Campaigners: Fewer rape victims coming forward

The number of rapes declined in 2007 but campaigners say less victims are coming forward for help.

The number of rapes declined in 2007 but campaigners say less victims are coming forward for help.

Dublin Rape Crisis Centre’s annual report found that 320 victims of rape or sexual assault had been seen in the capital’s Sexual Assault Treatment Unit (SATU).

The Centre’s 24-hour helpline dealt with 13,582 calls in 2007 of which 3,893 were repeat calls.

Men now account for 17% of calls to the helpline.

“Our statistics show that sexual crime is not diminishing,” said DRCC chairman Brendan Spring.

“These statistics are not to be confused with statements from the gardaí and the Central Statistics Office. Fewer victims are reporting rape and sexual abuse to the gardaí, which distorts the real picture. This report shows the true story.”

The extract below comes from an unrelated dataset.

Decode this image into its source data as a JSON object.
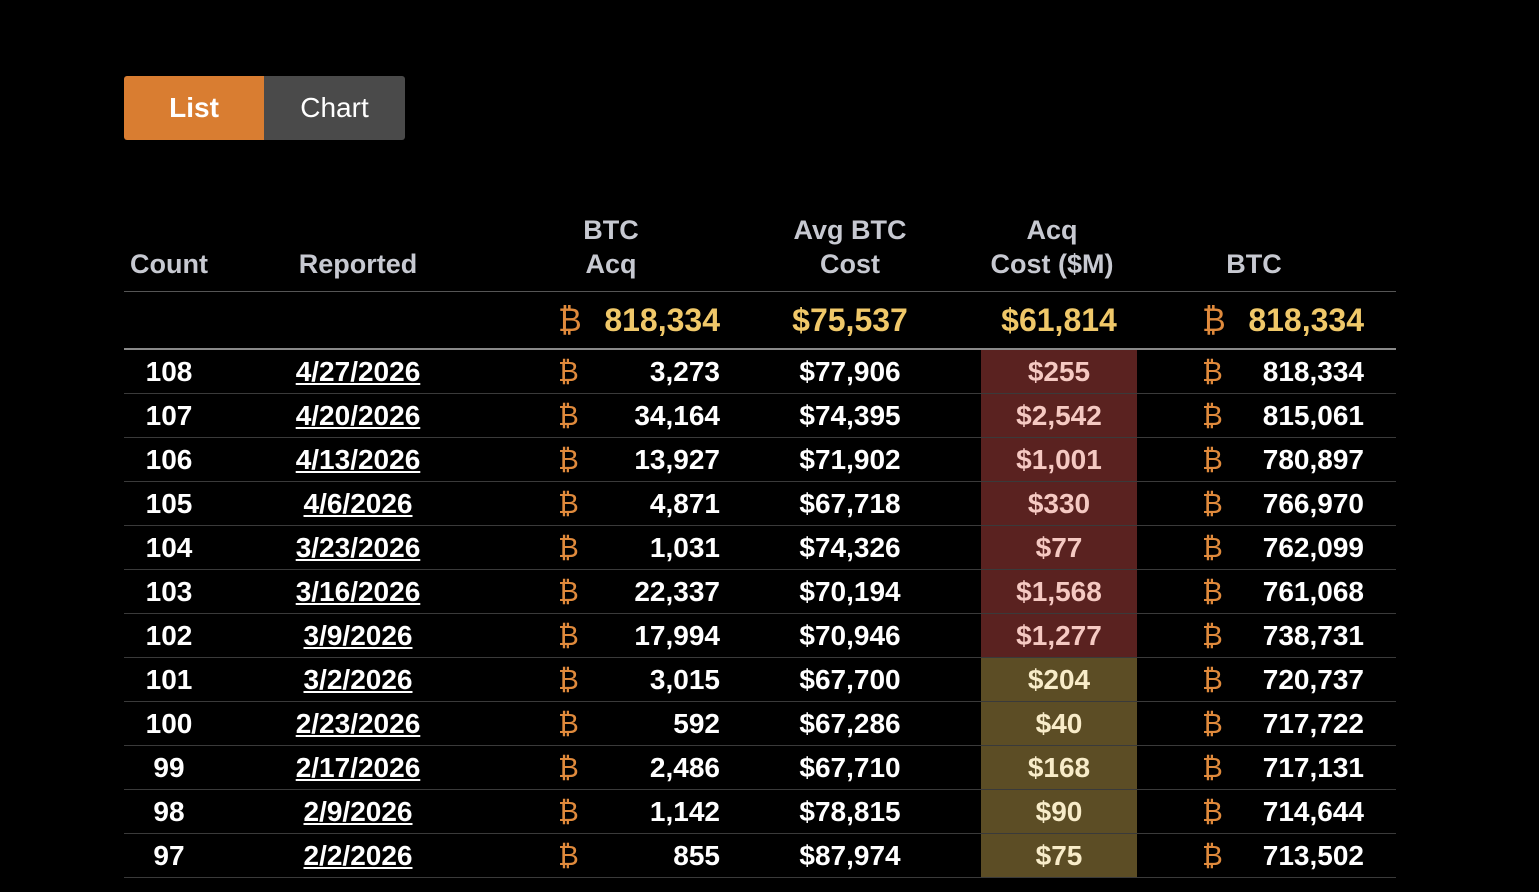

A third of people who asked the DRCC for help said they had suffered physical violence, psychological abuse and intimidation in addition to the rape or sexual assault.

DRCC chief executive Ellen O’Malley-Dunlop said: “Over the past number of years we observed a growing trend in the levels of violence accompanying rapes and sexual assaults. In 2007 we documented the evidence which supports these observations.”

More than half of the calls to the helpline related to adult rape and sexual assault while just over 47% pertained to childhood sexual abuse – 5% more than in 2006.

A total of 77% of calls were from the Dublin and Greater Dublin area while 23% were from areas outside Dublin

Some 5.5% of callers were foreign-nationals from countries such as Britain, Europe and Africa, Australia and New Zealand.

Ms O’Malley-Dunlop said the figures “reflect a frightful reality of our society that one of the most serious crimes on our statute books continues to be committed, continues to go unreported, and continues to be ignored.”

She added: “The result is that perpetrators do not fear the law, and victims fear that they will not get justice if they do report the crime.”

The DRCC said Ireland has the lowest reporting rate when compared with 20 European countries.

“One of the obvious reasons is that a victim of this heinous crime is only a witness in the case, with no separate legal representation. This must change. The prosecution represents the state and the accused has a legal team. The victim has nobody.

The DRCC also claims the 2006 Sexual Offences Act is inadequate.

“As well as legislative changes, we need a Referendum to amend the Constitution to reinstate strict liability in the case of rape, so that our young people are protected.

“The disturbing trends in our society reflected in this report have to be addressed and need to be prioritised by our politicians,” Ms O’Malley-Dunlop added.